Field tilled

A field off Chuckanut Drive is tilled in May 2017.

The Washington State University Skagit County Extension will lead a statewide program to help keep farmers and farmworkers working, and get them back to work following sickness or injury.

The program, called Washington AgrAbility, focuses on helping farmers access assistive technology so they can continue to farm, said extension Director Don McMoran.

A workshop titled “Using Assistive Technology for Working Farmers” will be held from 10 a.m. to noon Friday at the extension offices, 11768 Westar Lane, Suite A, in Burlington. The workshop is free and open to the public.

“We have an aging farmer population and younger generations that aren’t interested in farming, so that leaves us with about 21 million farmers short in the next generation,” McMoran said. “(The U.S. Department of Agriculture) has figured we need to keep our current farmers farming for as long as possible.”

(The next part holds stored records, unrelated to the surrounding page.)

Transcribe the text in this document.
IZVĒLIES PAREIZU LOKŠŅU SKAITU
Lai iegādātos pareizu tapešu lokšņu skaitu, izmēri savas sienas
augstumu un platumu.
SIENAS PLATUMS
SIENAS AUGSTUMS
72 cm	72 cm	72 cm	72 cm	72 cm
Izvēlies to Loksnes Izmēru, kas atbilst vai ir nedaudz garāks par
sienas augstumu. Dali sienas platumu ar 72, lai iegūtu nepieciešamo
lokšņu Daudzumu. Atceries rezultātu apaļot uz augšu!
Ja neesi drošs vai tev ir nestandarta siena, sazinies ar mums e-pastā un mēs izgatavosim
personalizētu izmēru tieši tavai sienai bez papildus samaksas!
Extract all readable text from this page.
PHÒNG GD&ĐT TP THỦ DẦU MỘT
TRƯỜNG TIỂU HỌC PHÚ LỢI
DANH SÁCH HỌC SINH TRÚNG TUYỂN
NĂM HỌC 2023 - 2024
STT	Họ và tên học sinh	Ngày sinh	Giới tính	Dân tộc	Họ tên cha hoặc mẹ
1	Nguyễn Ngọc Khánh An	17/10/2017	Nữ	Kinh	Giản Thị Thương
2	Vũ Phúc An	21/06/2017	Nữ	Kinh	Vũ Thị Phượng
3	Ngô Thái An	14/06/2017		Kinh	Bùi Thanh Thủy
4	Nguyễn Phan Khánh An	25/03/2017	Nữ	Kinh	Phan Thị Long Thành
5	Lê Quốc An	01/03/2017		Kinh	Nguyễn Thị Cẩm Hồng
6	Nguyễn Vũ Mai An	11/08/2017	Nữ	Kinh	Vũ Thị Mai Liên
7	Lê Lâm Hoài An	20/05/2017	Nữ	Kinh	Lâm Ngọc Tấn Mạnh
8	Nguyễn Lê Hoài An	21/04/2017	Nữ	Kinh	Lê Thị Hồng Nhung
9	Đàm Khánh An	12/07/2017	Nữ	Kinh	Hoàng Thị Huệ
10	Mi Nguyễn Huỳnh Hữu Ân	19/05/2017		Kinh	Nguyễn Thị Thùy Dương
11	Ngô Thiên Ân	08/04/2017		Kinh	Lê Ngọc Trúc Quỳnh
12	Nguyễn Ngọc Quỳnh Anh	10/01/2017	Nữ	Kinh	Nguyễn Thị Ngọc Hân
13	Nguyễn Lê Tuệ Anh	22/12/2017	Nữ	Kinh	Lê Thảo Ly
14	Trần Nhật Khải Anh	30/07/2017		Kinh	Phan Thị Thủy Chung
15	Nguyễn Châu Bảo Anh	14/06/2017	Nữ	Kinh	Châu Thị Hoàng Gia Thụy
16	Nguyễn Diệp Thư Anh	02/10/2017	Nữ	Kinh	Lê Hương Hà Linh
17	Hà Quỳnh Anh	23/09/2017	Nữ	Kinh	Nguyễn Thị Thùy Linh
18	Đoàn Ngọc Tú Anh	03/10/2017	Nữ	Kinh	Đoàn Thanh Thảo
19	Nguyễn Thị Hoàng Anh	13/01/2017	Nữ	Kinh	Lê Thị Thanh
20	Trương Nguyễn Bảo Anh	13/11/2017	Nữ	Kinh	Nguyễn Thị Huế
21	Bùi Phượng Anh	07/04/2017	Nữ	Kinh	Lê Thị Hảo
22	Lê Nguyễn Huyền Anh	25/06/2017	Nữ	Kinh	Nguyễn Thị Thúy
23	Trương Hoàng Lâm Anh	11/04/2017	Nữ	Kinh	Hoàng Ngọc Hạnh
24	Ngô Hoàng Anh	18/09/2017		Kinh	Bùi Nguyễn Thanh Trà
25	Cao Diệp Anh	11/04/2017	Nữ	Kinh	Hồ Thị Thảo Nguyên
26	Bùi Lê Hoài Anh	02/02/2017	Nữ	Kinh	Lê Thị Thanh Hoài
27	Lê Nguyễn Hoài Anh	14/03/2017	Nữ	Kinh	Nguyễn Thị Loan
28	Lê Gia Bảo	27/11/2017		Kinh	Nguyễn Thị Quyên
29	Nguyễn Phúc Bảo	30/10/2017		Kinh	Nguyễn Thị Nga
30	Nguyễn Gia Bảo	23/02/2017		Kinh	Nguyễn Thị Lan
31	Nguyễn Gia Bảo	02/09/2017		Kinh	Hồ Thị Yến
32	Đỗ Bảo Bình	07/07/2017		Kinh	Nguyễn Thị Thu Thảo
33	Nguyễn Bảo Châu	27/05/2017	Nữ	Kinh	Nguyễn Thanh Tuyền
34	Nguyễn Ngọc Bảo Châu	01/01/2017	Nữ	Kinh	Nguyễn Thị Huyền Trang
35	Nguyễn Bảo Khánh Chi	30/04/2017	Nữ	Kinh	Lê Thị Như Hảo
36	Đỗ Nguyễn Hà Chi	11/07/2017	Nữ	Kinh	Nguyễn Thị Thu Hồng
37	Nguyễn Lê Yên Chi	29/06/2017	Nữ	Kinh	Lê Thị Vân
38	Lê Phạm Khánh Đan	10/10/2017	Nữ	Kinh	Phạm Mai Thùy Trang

A $722,000 grant from the USDA’s National Institute of Food and Agriculture will fund the program for four years. The extension has hired an AgrAbility coordinator to oversee the program.

Those who can use the program include farmers or agricultural workers experiencing, but not limited to, arthritis, spinal cord injury or paralysis, back pain, amputations, head and brain injury, visual and hearing impairments, post-traumatic stress disorder, mental health concerns, respiratory issues, or heart conditions and stroke, according to the extension.

McMoran said the extension will provide program participants with a free home assessment to determine their needs and will work with the Washington Assistive Technology Act Program to provide tools.

Participants will be able to borrow tools from the organization’s lending library, and will be able to purchase them if they are the right fit.

“If they can’t afford (the tools), we work with the Northwest Access Fund and provide low- or no-interest loans for participants to get the technology,” McMoran said.

He said the National AgrAbility Project has thousands of recommendations for assistive tools and technologies for farmers and agricultural workers.